Starting in the past 24 hours, and particularly over the last 12 hours, we have seen incrementing errors on core WMCS link between racks D5 and F4, presenting as inbound errors on cloudsw1-d5-eqiad et-0/0/53:

image.png (728×1 px, 270 KB)

That port is connected to cloudsw1-f4-eqiad port et-0/0/54 over single-mode fiber. As usual with these things the likely culprit is a bad optic module at one end or other, but difficult to say which. Modules are 40G-BaseLR4 QSFP+ (blue handle I think).

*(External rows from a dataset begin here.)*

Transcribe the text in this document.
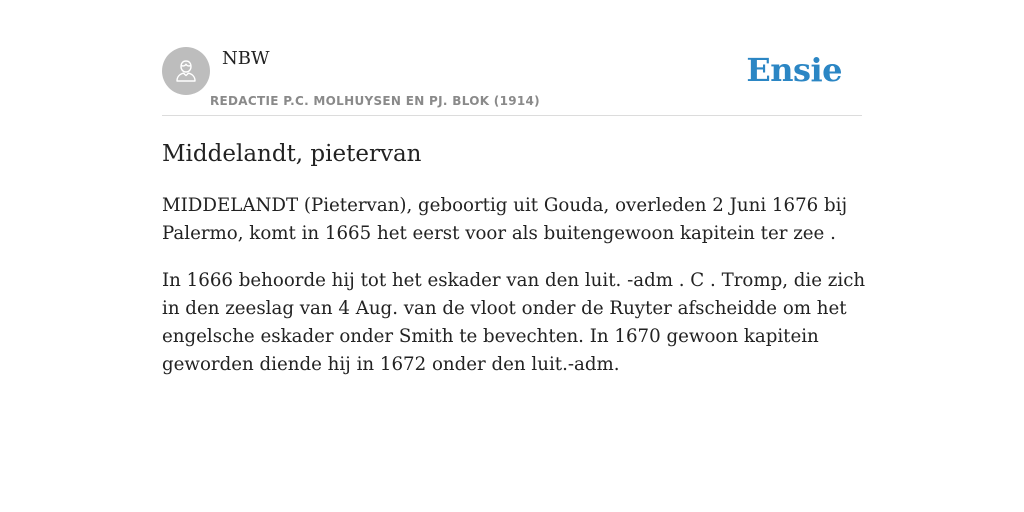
NBW
REDACTIE P.C. MOLHUYSEN EN PJ. BLOK (1914)
Ensie
Middelandt, pietervan

MIDDELANDT (Pietervan), geboortig uit Gouda, overleden 2 Juni 1676 bij Palermo, komt in 1665 het eerst voor als buitengewoon kapitein ter zee .

In 1666 behoorde hij tot het eskader van den luit. -adm . C . Tromp, die zich in den zeeslag van 4 Aug. van de vloot onder de Ruyter afscheidde om het engelsche eskader onder Smith te bevechten. In 1670 gewoon kapitein geworden diende hij in 1672 onder den luit.-adm.
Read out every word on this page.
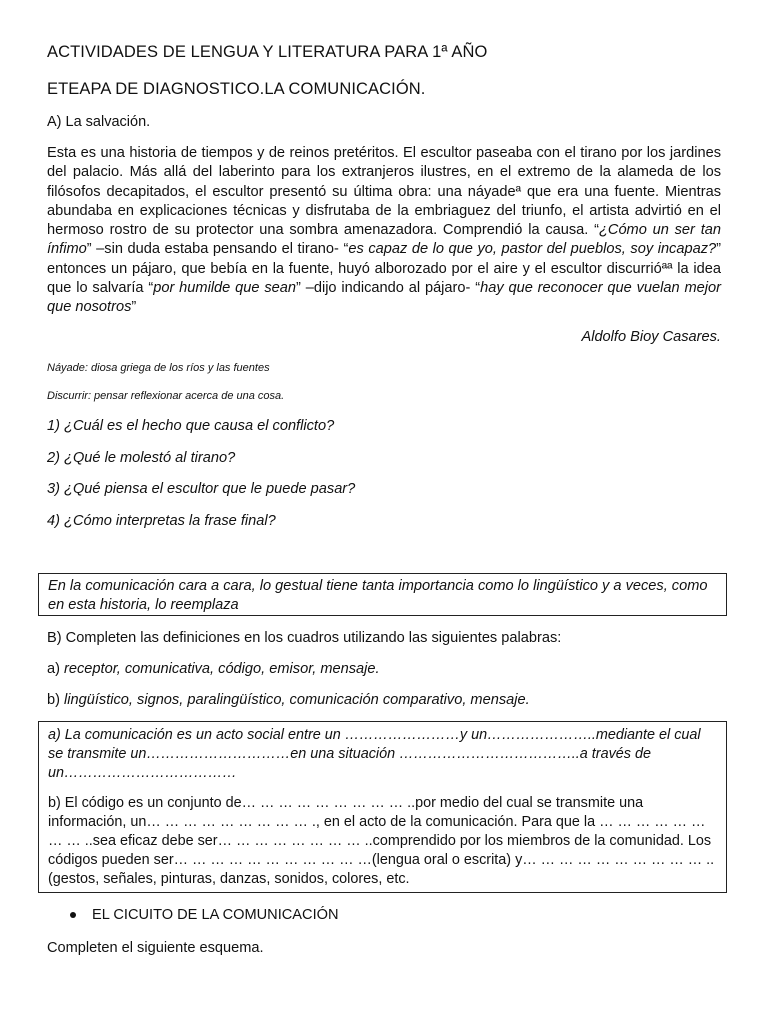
ACTIVIDADES DE LENGUA Y LITERATURA PARA 1ª AÑO
ETEAPA DE DIAGNOSTICO.LA COMUNICACIÓN.
A) La salvación.
Esta es una historia de tiempos y de reinos pretéritos. El escultor paseaba con el tirano por los jardines del palacio. Más allá del laberinto para los extranjeros ilustres, en el extremo de la alameda de los filósofos decapitados, el escultor presentó su última obra: una náyadeª que era una fuente. Mientras abundaba en explicaciones técnicas y disfrutaba de la embriaguez del triunfo, el artista advirtió en el hermoso rostro de su protector una sombra amenazadora. Comprendió la causa. “¿Cómo un ser tan ínfimo” –sin duda estaba pensando el tirano- “es capaz de lo que yo, pastor del pueblos, soy incapaz?” entonces un pájaro, que bebía en la fuente, huyó alborozado por el aire y el escultor discurrióªª la idea que lo salvaría “por humilde que sean” –dijo indicando al pájaro- “hay que reconocer que vuelan mejor que nosotros”
Aldolfo Bioy Casares.
Náyade: diosa griega de los ríos y las fuentes
Discurrir: pensar reflexionar acerca de una cosa.
1) ¿Cuál es el hecho que causa el conflicto?
2) ¿Qué le molestó al tirano?
3) ¿Qué piensa el escultor que le puede pasar?
4) ¿Cómo interpretas la frase final?
En la comunicación cara a cara, lo gestual tiene tanta importancia como lo lingüístico y a veces, como en esta historia, lo reemplaza
B) Completen las definiciones en los cuadros utilizando las siguientes palabras:
a) receptor, comunicativa, código, emisor, mensaje.
b) lingüístico, signos, paralingüístico, comunicación comparativo, mensaje.
a) La comunicación es un acto social entre un ……………………y un…………………..mediante el cual se transmite un…………………………en una situación ………………………………..a través de un………………………………
b) El código es un conjunto de… … … … … … … … … ..por medio del cual se transmite una información, un… … … … … … … … … ., en el acto de la comunicación. Para que la … … … … … … … … ..sea eficaz debe ser… … … … … … … … ..comprendido por los miembros de la comunidad. Los códigos pueden ser… … … … … … … … … … …(lengua oral o escrita) y… … … … … … … … … … ..(gestos, señales, pinturas, danzas, sonidos, colores, etc.
EL CICUITO DE LA COMUNICACIÓN
Completen el siguiente esquema.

DC-Ops when possible can we try replacing the module in cloudsw1-d5-eqiad et-0/0/53 and we can see if there is any improvement? The link has been drained so we can do this any time. If that does not help we can instead try swapping the far side in F4. Please ping me on irc when available and we can run some tests see how it looks. Thanks.

Event Timeline

cmooney renamed this task from hw troubleshooting: bad fiber cable between cloudsw1-d5-eqiad port et-0/0/53 to cloudsw1-f4-eqiad port et-0/0/54 to hw troubleshooting: Faulty 40GBase-LR4 link from cloudsw1-d5-eqiad to cloudsw1-f4-eqiad.Tue, Jun 11, 4:37 PM
cmooney updated the task description. (Show Details)
cmooney added a subscriber: VRiley-WMF.

Swapped 40Base-LR4 in D5 port et-0/0/53.

cmooney lowered the priority of this task from Medium to Low.Tue, Jun 11, 6:28 PM
cmooney subscribed.

Thanks for the help with this @VRiley-WMF. The link has now been clean for over an hour so I think we can say for certain the optic from cloudsw1-f4-eqiad et-0/0/54 was faulty. We should dispose of that one now.

I guess we can close this now also, the one question I have is if we've more spares of that type, or if we should order a replacement?

You're welcome @cmooney We do have spares if they are needed in the future. Closing this ticket.